Dans la très grande majorité des cas, les plans locaux d’urbanisme posent la règle selon laquelle un terrain n’est constructible que s’il est desservi par une voie publique ou une voie privée suffisantes.
Lorsque la desserte du terrain est assurée par une voie privée, il est souvent exigé du pétitionnaire la démonstration qu’il détient un droit sur celle-ci, comme par exemple un droit de passage issu de la servitude du même nom.
Dans une décision en date du 23 septembre 2021, le Conseil d’Etat a utilement précisé comment il fallait appréhender la situation où le terrain d’assise de la construction était desservi par un chemin d’exploitation, soit un chemin qui sert “exclusivement à la communication entre divers fonds” selon l’article L. 162-1 du Code rural.

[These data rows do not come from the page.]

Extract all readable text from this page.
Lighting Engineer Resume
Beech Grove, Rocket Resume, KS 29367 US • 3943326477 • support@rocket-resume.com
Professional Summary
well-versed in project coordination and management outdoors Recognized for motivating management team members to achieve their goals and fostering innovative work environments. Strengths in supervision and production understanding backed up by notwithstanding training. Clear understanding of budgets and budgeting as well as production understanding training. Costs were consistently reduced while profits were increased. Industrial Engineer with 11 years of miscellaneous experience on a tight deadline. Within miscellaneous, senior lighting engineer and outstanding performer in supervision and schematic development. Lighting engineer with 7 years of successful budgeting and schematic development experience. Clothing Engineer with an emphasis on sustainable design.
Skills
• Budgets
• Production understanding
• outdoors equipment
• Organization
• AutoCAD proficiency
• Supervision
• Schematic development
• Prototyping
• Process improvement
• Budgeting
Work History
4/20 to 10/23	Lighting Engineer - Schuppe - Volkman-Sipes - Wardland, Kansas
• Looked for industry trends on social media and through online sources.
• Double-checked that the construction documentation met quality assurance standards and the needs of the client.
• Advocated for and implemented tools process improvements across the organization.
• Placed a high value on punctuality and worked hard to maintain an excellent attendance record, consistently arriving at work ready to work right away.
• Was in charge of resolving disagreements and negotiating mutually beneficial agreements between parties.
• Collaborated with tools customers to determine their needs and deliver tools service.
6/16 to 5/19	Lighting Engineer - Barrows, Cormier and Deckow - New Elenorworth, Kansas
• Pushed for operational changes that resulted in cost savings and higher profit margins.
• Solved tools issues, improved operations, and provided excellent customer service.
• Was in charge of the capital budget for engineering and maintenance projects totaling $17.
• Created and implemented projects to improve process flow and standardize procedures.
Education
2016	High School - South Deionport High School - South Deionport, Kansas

Après avoir rappelé que, selon ce même article, ces chemins sont présumés appartenir à chaque propriétaire riverain, le Conseil d’Etat a jugé qu’un terrain desservi par un chemin d’exploitation devait en principe être considéré comme accessible et donc constructible dès lors que son propriétaire était présumé détenir un droit de propriété sur voie :
“En premier lieu, aux termes de l’article L. 162-1 du code rural et de la pêche maritime : ” Les chemins et sentiers d’exploitation sont ceux qui servent exclusivement à la communication entre divers fonds, ou à leur exploitation. Ils sont, en l’absence de titre, présumés appartenir aux propriétaires riverains, chacun en droit soi, mais l’usage en est commun à tous les intéressés. L’usage de ces chemins peut être interdit au public “. Il ressort des pièces du dossier soumis aux juges du fond que le terrain d’assiette du projet litigieux n’est pas directement desservi par une voie publique mais par l’allée Pompadour, allée privée sur laquelle un portail a été érigé, et pour laquelle les pétitionnaires ont fait valoir, sans être sérieusement contestés, qu’elle constituait un chemin d’exploitation, dont l’usage est commun à tous les propriétaires riverains, au sens de ces dispositions. Par suite, en jugeant que les pétitionnaires ne justifiaient d’aucun titre créant une servitude ou un quelconque droit de passage sur cette voie de desserte, sans tirer la conséquence de leur qualité de propriétaires riverains de ce chemin, le tribunal administratif a commis une erreur de droit”.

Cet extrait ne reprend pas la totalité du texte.